DA DOVE ARRIVA IL CARO-AFFITTI: CHI HA UN APPARTAMENTO IN UNA CITTÀ PREFERISCE AFFITTARLO AI TURISTI CHE A STUDENTI O FAMIGLIE, VISTO CHE LA LOCAZIONE BREVE È MOLTO PIÙ PROFITTEVOLE
DA NORD A SUD SONO 600 MILA GLI APPARTAMENTI ADIBITI A B&B – LO SCOTTO LO PAGA CHI VIVE IN QUESTE CITTA’ E HA BISOGNO DI UN APPARTAMENTO IN CUI VIVERE: HA POCA SCELTA E A PREZZI ESORBITANTI
Su una cosa Andrea e Luca sono d’accordo: a Firenze non si riesce più ad abitare: «I turisti sono troppi, è una giungla». La differenza è che Andrea vive fuori e il suo monolocale ai limiti del centro — Porta al Prato — lo affitta ai viaggiatori su Booking e Airbnb: «Mi aiuta a integrare lo stipendio, è pieno 200 notti l’anno».
Mentre Luca, che in quella zona vive, dai turisti si ritrova circondato. L’appartamento sopra, quello sotto, quello a fianco al suo, frazionati e trasformati nel “nido a 15 minuti dagli Uffizi”: «Sembra di essere in un albergo a ore — racconta — viavai continuo, rumori e le spese del condominio raddoppiate, tutto per difendere la rendita di qualcuno». Parti opposte dello stesso fronte: quello degli affitti brevi, con il loro dibattutissimo impatto sulle città.
Da un lato chi invoca una stretta: gli studenti in tenda contro il caro affitti, la classe media che non riesce a comprare, alcuni sindaci, tutti in nome dell’accessibilità dell’abitare. Dall’altro chi chiede di non soffocare un settore dall’indotto miliardario: le piattaforme digitali, ovviamente, i piccoli o grandi proprietari, i property manager che gestiscono in modo professionale decine di immobili.
Finora quasi nulla è stato fatto: il nostro è uno dei pochi Paesi europei che dal fenomeno degli affittacase 2.0 si è lasciata travolgere senza provare a governarlo. Da Barcellona a Parigi, da Berlino ad Amsterdam, tutti negli anni hanno introdotto paletti più o meno stringenti, come meccanismi di licenza o tetti al numero di notti vendibili.

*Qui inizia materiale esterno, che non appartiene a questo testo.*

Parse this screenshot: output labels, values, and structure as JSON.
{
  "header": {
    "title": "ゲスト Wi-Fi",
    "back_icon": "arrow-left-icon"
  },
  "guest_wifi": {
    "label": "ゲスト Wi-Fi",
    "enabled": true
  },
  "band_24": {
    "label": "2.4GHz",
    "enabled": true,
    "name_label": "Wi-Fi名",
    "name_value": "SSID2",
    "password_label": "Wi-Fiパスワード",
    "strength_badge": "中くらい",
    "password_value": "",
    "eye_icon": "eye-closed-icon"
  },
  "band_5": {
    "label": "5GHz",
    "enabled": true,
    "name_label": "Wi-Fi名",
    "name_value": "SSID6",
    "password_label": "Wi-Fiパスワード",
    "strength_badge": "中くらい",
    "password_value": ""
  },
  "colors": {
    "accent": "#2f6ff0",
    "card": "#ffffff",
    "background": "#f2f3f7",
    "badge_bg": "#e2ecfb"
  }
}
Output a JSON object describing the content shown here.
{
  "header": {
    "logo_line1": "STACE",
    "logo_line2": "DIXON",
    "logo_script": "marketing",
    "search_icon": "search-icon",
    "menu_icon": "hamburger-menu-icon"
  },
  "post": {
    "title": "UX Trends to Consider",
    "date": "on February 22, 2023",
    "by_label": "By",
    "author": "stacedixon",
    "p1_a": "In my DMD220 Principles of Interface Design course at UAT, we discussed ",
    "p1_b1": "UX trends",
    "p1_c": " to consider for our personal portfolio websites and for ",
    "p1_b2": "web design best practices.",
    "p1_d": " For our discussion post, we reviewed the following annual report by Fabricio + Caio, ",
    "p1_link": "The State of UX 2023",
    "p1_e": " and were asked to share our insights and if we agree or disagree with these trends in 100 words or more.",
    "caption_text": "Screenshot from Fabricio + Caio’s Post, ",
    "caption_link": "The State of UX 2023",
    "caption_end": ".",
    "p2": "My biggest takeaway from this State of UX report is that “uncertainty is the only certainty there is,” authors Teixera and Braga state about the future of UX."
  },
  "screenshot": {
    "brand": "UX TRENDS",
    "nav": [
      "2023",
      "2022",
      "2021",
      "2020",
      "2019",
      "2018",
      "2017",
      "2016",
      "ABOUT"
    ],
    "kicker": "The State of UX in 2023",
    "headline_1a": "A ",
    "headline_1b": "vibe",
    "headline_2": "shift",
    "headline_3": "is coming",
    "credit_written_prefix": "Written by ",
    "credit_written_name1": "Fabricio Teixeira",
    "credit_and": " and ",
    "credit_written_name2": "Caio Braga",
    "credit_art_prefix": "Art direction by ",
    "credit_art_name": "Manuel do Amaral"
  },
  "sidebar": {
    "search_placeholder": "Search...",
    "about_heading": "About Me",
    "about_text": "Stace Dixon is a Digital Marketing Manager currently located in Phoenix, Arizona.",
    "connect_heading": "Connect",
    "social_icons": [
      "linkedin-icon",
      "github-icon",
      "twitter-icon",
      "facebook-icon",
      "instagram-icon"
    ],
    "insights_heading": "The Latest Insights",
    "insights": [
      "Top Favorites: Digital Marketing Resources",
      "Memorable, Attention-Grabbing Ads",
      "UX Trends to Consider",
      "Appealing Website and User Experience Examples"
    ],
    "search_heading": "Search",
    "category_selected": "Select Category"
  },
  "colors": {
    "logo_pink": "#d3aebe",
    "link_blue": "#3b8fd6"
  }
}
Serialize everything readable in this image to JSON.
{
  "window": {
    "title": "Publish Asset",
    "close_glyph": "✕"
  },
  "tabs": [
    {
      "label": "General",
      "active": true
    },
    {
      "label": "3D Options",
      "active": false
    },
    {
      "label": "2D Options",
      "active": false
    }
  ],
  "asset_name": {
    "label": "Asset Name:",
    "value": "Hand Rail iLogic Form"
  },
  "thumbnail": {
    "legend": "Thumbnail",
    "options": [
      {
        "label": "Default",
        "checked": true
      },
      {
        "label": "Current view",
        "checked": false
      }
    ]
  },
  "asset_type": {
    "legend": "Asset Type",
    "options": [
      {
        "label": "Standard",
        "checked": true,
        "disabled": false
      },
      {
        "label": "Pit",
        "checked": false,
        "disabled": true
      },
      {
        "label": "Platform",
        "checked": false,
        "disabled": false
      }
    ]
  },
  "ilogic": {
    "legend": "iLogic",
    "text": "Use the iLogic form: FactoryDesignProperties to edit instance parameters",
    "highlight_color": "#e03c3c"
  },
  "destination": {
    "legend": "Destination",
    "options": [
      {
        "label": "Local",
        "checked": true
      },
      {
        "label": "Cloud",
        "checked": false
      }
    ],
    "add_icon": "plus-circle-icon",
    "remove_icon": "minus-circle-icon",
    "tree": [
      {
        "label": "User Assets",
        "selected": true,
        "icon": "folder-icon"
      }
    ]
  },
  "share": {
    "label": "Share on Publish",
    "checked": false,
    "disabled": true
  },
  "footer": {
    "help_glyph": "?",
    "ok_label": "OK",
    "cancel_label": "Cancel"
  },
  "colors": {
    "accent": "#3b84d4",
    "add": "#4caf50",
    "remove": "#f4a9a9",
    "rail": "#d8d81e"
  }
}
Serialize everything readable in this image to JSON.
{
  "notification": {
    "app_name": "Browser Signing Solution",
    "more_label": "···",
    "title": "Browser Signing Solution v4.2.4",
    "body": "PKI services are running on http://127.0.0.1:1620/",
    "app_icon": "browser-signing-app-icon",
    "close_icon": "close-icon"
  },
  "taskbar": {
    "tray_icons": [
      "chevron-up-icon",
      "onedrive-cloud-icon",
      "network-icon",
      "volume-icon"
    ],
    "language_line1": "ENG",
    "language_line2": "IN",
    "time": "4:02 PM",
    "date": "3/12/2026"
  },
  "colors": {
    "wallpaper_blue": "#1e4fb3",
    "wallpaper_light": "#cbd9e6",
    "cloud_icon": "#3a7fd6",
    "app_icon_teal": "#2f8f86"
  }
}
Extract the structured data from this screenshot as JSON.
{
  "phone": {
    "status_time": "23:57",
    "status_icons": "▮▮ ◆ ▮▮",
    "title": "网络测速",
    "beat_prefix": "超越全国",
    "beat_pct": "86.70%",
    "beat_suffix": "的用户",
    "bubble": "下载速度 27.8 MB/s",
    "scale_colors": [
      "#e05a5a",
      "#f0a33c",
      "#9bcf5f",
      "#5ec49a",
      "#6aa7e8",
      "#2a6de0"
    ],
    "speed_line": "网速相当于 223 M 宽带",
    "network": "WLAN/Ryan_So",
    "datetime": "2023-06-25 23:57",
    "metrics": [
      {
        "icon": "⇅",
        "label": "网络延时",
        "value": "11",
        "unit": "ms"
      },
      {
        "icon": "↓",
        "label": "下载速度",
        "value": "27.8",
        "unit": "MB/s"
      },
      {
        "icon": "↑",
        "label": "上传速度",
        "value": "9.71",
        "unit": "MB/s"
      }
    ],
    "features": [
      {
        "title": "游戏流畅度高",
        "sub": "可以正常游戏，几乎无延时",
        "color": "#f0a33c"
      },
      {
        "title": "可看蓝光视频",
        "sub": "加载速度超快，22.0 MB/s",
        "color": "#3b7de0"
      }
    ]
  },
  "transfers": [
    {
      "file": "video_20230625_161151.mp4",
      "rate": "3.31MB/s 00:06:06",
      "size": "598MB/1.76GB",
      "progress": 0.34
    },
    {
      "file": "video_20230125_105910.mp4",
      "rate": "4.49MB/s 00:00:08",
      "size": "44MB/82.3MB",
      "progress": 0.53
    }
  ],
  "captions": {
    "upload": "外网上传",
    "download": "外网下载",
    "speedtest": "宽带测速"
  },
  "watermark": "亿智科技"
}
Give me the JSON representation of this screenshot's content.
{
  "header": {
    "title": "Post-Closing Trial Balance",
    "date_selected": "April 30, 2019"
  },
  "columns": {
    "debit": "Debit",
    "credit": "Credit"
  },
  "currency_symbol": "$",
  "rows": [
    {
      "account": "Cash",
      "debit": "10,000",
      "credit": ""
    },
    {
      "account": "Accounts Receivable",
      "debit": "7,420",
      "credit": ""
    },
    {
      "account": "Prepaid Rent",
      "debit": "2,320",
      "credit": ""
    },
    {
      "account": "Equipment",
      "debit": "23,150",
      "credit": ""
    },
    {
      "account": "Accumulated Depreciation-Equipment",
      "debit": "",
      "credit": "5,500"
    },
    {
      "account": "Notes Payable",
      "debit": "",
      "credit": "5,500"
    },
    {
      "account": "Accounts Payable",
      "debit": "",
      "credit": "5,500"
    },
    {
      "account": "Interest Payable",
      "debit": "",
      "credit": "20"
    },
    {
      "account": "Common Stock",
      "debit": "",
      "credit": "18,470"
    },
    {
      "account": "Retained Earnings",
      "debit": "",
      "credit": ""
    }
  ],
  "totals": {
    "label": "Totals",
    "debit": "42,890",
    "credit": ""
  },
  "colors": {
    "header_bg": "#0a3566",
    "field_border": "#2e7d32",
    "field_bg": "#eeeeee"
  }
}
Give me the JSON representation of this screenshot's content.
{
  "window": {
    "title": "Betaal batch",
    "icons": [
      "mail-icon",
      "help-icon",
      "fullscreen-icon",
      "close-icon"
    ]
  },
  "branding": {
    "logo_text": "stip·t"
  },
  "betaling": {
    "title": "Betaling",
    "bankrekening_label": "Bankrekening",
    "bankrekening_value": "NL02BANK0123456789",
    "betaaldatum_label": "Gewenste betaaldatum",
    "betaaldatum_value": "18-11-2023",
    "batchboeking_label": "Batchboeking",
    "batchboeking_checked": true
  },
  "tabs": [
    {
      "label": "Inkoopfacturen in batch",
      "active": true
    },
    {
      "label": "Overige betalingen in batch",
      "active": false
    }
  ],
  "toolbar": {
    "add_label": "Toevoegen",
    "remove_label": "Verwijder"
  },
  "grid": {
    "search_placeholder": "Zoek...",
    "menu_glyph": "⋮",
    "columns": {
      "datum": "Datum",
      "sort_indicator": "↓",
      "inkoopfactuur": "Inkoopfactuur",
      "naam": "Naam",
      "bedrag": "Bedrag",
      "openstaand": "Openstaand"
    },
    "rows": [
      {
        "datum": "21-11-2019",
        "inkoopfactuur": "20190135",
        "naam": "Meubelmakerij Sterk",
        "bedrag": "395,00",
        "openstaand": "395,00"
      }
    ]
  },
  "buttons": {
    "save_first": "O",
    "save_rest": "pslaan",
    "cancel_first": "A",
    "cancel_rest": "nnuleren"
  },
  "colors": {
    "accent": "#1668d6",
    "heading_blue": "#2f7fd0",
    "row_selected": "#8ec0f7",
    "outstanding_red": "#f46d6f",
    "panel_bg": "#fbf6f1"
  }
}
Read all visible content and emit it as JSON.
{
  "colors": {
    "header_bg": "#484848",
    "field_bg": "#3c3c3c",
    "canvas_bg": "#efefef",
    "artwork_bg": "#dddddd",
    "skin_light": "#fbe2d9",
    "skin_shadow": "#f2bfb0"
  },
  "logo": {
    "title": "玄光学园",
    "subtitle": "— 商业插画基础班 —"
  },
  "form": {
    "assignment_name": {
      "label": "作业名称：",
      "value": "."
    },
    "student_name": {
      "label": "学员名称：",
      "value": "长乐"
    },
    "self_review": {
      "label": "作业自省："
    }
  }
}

E non si può certo dire che il fenomeno sia marginale: 600 mila case sui portali, tra città, borghi e località di villeggiatura. «In Italia la questione è stata molto poco discussa e regolata, al massimo da un punto di vista turistico o fiscale», dice Francesca Artioli, professoressa di Politiche urbane all’Università Paris-Est Créteil.
Troppe case-albergo, per il bene di chi cerca una casa-casa? Ecco il primo oggetto del contendere. «In Italia ci sono 9,5 milioni di abitazioni sfitte, con poche eccezioni la demografia sta svuotando le città e si colpevolizza un fenomeno che in realtà pesa pochissimo, il 2% delle case», risponde Marco Celani, fondatore di Italianway, una delle principali società di property manager.
«A Venezia il mercato degli affitti residenziali non esiste quasi più», racconta Silvia, 40 anni, organizzatrice di eventi che ha deciso di tornare a vivere nella sua città natale, salvo ritrovarsi a cercare casa per un anno, respinta da cartelli inquietanti: «no residenti, no studenti».
Il perché lo spiega la convenienza, in senso ampio. Il rendimento di un affitto turistico per chi compra o possiede un appartamento da 65 metri quadrati nelle maggiori città è superiore all’affitto tradizionale. A Roma, Venezia, Firenze, le più turistiche, la differenza è evidente: nella Capitale, secondo simulazioni di Idealista, si possono incassare oltre 26 mila euro l’anno contro 10 mila, al lordo delle tasse (che sono comunque le stesse, cedolare secca).
Che gli affitti brevi non siano la sola causa, e forse neppure la principale, dell’emergenza casa nelle grandi città, lo riconosce anche chi vuole la stretta. I centri si stavano spopolando già prima di Airbnb, trasformati in parchi turisti con case vecchie e sempre meno servizi.